オレンジに光る彼女の顔は、いつもより少しだけ、恥ずかしそうに見えた。


「今日は、大きな声を出したり泣いちゃったりしてごめんなさい」

「そんなこと、テスト破ってた時と比べたら全然驚かなかったから大丈夫だよ」


少し茶化すと、もう、と百瀬さんは怒ったように頬を膨らませた。

しかしすぐに笑顔に戻り、百瀬さんは女神のように優しい顔で俺に話しかける。


「ありがとう、一条くん。私の夢のお手伝いをしてくれて」

「…うん」

「じゃあ、また明日」


そう言って、いつもよりゆっくりとした動きで彼女は教室を出て行った。

彼女の足音が完全に聞こえなくなってから、俺は大きなため息をついて近くの椅子にどさっと座る。


『それなら俺が六見を連れて駆け落ちするよ』


よくもまあ、あんな言葉がするすると出たものだ。
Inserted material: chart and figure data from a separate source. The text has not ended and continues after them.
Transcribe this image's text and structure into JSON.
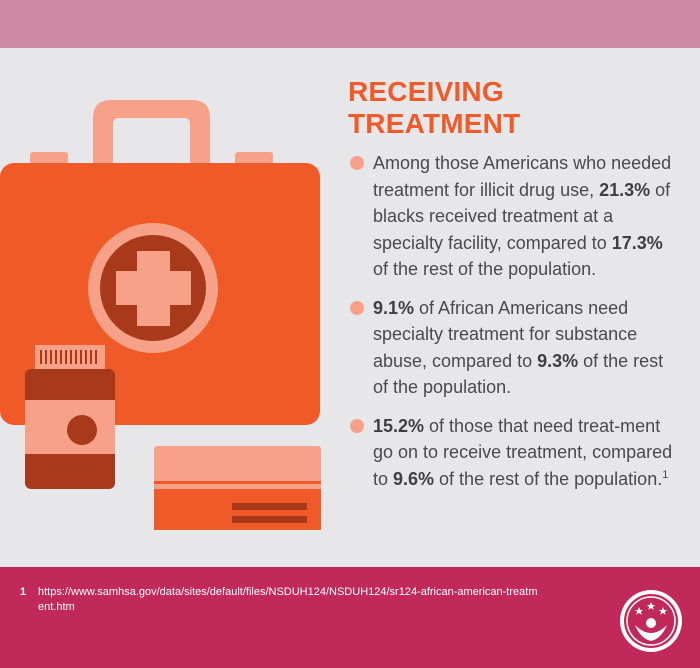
{
  "heading": {
    "line1": "RECEIVING",
    "line2": "TREATMENT"
  },
  "bullets": [
    {
      "text_before_1": "Among those Americans who needed treatment for illicit drug use, ",
      "stat1": "21.3%",
      "text_mid": " of blacks received treatment at a specialty facility, compared to ",
      "stat2": "17.3%",
      "text_after": "  of the rest of the population."
    },
    {
      "stat1": "9.1%",
      "text_mid": " of African Americans need specialty treatment for substance abuse, compared to ",
      "stat2": "9.3%",
      "text_after": " of the rest of the population."
    },
    {
      "stat1": "15.2%",
      "text_mid": " of those that need treat-ment go on to receive treatment, compared to ",
      "stat2": "9.6%",
      "text_after": " of the rest of the population.",
      "footnote_marker": "1"
    }
  ],
  "footnote": {
    "number": "1",
    "url": "https://www.samhsa.gov/data/sites/default/files/NSDUH124/NSDUH124/sr124-african-american-treatment.htm"
  },
  "colors": {
    "accent_orange": "#f05a28",
    "light_orange": "#f6a188",
    "dark_brown": "#a8391b",
    "top_band": "#cf8aa3",
    "bottom_band": "#c1295a",
    "background": "#e7e7e9"
  },
  "icons": [
    "first-aid-kit-icon",
    "pill-bottle-icon",
    "credit-card-icon",
    "organization-logo-icon"
  ]
}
好きな女の子を目の前にして、全く興味のない子と駆け落ち宣言をするなんて、気が狂っている。


(それでも、それが俺の愛のかたち…だと思う)


信じてほしかった。

死を切望し、その夢をひた隠して必死に生きる彼女をどうにかして救いたいと、本気で思っているのだと。

俺の行動で彼女が孤独になって、周囲からどれだけ責められようと、百瀬さんの心が穏やかになってくれるのなら、何でも良かった。


(俺の愛は、少しだけ歪んでいるのかもしれない)


だって彼女の夢を応援するということは、愛する人の死を手伝う、ということだから。


自分の考えが正しいのか信じきれないまま、少しずつ賑やかになってきた校内から逃げ出すように、俺はひっそりと教室を後にした。